На полочке карандаши, блокнот, альбом, коробка «Ленинградской» акварели, «Родная речь» за первый класс, «Сад-огород», орфографический словарь, тонюсенькие жития святых её, молитвы за детей: «благослови и сохрани и дом, и около, и поле». Как будто верила всему, что пишут, кроме «Правды» – под низенькой горжеткой стопка изгнанных в костёр газет, на ней галоши, стельки и носки. Всегда без пары: «Хляди, не тоть? – «Не, ба». – «А этоть?» – «Не». – «А серенький-то вон?» – «Тот, баб, с резинкой». – «Покойник, што ли, пляшить в их?» Сама сплеснёт со стирки таз в канаву, один носок, второй, а третий с Василевских стороны уже лет сто висит на ветке. И только иногда в грозу большой водой поднимет высохший носок, теченьем к стоку принесёт и выплеснет на плот у рукомойни. Она накло́нится, поднимет, разглядит и спросит: «Што ль, черти до канавы бе́гуть в вас?»
Съедая пятки солнца на полу, из-под дверей пустой сочилась темнота, в лампадном свете спрятанного дня круг тени на столе, в нём сонно ползают, перелетают мухи. На кривеньких ногах с подложками картонок, спасающих от качки половиц, едва прикрывших от жильцов сырую землю, сервант с резьбой, источенной жучком, прошёл войну, отпраздновал победу и столько детских отражений в глубине витрин переменил, похоронил – ходячий гроб прочнее постояльцев, буфет-музей окаменевших круп, прогоркшего печенья, просроченных лекарств, просроченного счастья, бутылка яблочного уксуса и спирт, лишённый пьяного воинственного духа, мышиные кругляшки по углам и запах пустоты.

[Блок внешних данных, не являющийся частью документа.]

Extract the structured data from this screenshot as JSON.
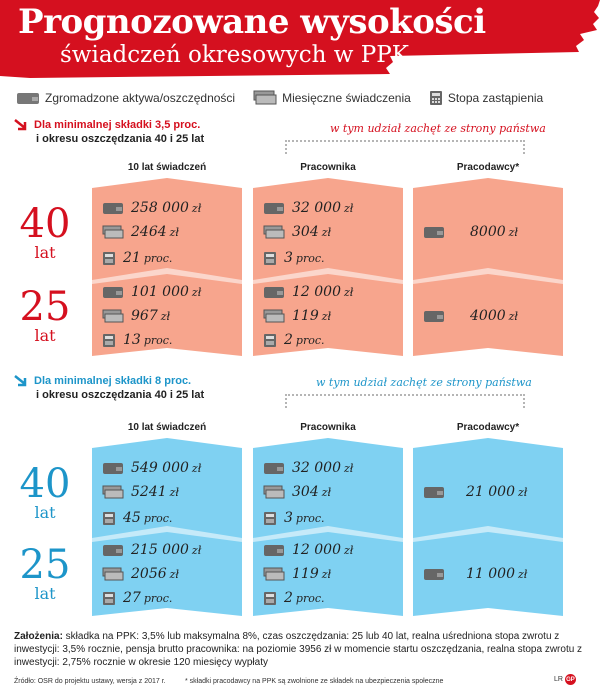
{
  "title": "Prognozowane wysokości",
  "subtitle": "świadczeń okresowych w PPK",
  "colors": {
    "red": "#d5101f",
    "salmon": "#f7a58d",
    "blue": "#7fd1f2",
    "blue_text": "#1d95c9"
  },
  "legend": [
    {
      "icon": "wallet-icon",
      "label": "Zgromadzone aktywa/oszczędności"
    },
    {
      "icon": "banknotes-icon",
      "label": "Miesięczne świadczenia"
    },
    {
      "icon": "calculator-icon",
      "label": "Stopa zastąpienia"
    }
  ],
  "columns": {
    "benefits": "10 lat świadczeń",
    "employee": "Pracownika",
    "employer": "Pracodawcy*"
  },
  "included_note": "w tym udział zachęt ze strony państwa",
  "scenario_red": {
    "line1": "Dla minimalnej składki 3,5 proc.",
    "line2": "i okresu oszczędzania 40 i 25 lat",
    "y40": "40",
    "y25": "25",
    "lat": "lat",
    "benefits_40": [
      "258 000",
      "2464",
      "21"
    ],
    "benefits_25": [
      "101 000",
      "967",
      "13"
    ],
    "employee_40": [
      "32 000",
      "304",
      "3"
    ],
    "employee_25": [
      "12 000",
      "119",
      "2"
    ],
    "employer_40": "8000",
    "employer_25": "4000"
  },
  "scenario_blue": {
    "line1": "Dla minimalnej składki 8 proc.",
    "line2": "i okresu oszczędzania 40 i 25 lat",
    "y40": "40",
    "y25": "25",
    "lat": "lat",
    "benefits_40": [
      "549 000",
      "5241",
      "45"
    ],
    "benefits_25": [
      "215 000",
      "2056",
      "27"
    ],
    "employee_40": [
      "32 000",
      "304",
      "3"
    ],
    "employee_25": [
      "12 000",
      "119",
      "2"
    ],
    "employer_40": "21 000",
    "employer_25": "11 000"
  },
  "units": {
    "money": "zł",
    "percent": "proc."
  },
  "assumptions": {
    "label": "Założenia:",
    "text": " składka na PPK: 3,5% lub maksymalna 8%, czas oszczędzania: 25 lub 40 lat, realna uśredniona stopa zwrotu z inwestycji: 3,5% rocznie, pensja brutto pracownika: na poziomie 3956 zł w momencie startu oszczędzania, realna stopa zwrotu z inwestycji: 2,75% rocznie w okresie 120 miesięcy wypłaty"
  },
  "source": "Źródło: OSR do projektu ustawy, wersja z 2017 r.",
  "footnote": "* składki pracodawcy na PPK są zwolnione ze składek na ubezpieczenia społeczne",
  "credit": "LR",
  "logo_text": "GP",
  "chart_data": {
    "type": "table",
    "title": "Prognozowane wysokości świadczeń okresowych w PPK",
    "columns": [
      "10 lat świadczeń",
      "Pracownika",
      "Pracodawcy*"
    ],
    "metrics": [
      "Zgromadzone aktywa/oszczędności (zł)",
      "Miesięczne świadczenia (zł)",
      "Stopa zastąpienia (proc.)"
    ],
    "scenarios": [
      {
        "name": "Dla minimalnej składki 3,5 proc. i okresu oszczędzania 40 i 25 lat",
        "rows": [
          {
            "period": "40 lat",
            "benefits": [
              258000,
              2464,
              21
            ],
            "employee": [
              32000,
              304,
              3
            ],
            "employer": [
              8000
            ]
          },
          {
            "period": "25 lat",
            "benefits": [
              101000,
              967,
              13
            ],
            "employee": [
              12000,
              119,
              2
            ],
            "employer": [
              4000
            ]
          }
        ]
      },
      {
        "name": "Dla minimalnej składki 8 proc. i okresu oszczędzania 40 i 25 lat",
        "rows": [
          {
            "period": "40 lat",
            "benefits": [
              549000,
              5241,
              45
            ],
            "employee": [
              32000,
              304,
              3
            ],
            "employer": [
              21000
            ]
          },
          {
            "period": "25 lat",
            "benefits": [
              215000,
              2056,
              27
            ],
            "employee": [
              12000,
              119,
              2
            ],
            "employer": [
              11000
            ]
          }
        ]
      }
    ]
  }
}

Валокордин, валосердин, зелёнка, йод, репейное и камфорное масло и вспухший круг литровой банки на обложке «Огонька». Так жили до и ныне – и после дай господь пожить.
Флакон «Москва» и огуречная вода, зубной скрипучий порошок под мятой крышкой, ужатый тюбик «Янтаря», «Балет», шампунь «Кря-кря» и «Ландыш серебристый». Его, её, покойника стакан, в нём бритвенный станок в пузыриках засохшей пены, седых колючих волосках, и папина расчёска, мамина заколка, как будто вещи служат вечности верней и век их не зависит от бед и радостей короткой памяти твоей.
Она до самых сумерек в саду полола, как молилась, жужжа комарьим облачком, ползла, горбом передвигаясь по траве, ругая лебеду-беду, драла сорняк под горло, стрясая землю с бороды, бросала в сорный таз и, дух переводя, со стоном распрямляя спину, чесала в кровь с землёй укусы мошкарья.
– Тварья-то, осподи, тварья… да што ш такое-т… ляжь, что ль, баба туть…
Петруша таз за тазом за калитку относил, ссыпал сорняк под полиэтилен навозной кучи, и ветер доносил с участка Василевских Саши с тётей Любой голоса, разбив на лягушачий квак, кузнечный хор и птичий переклик.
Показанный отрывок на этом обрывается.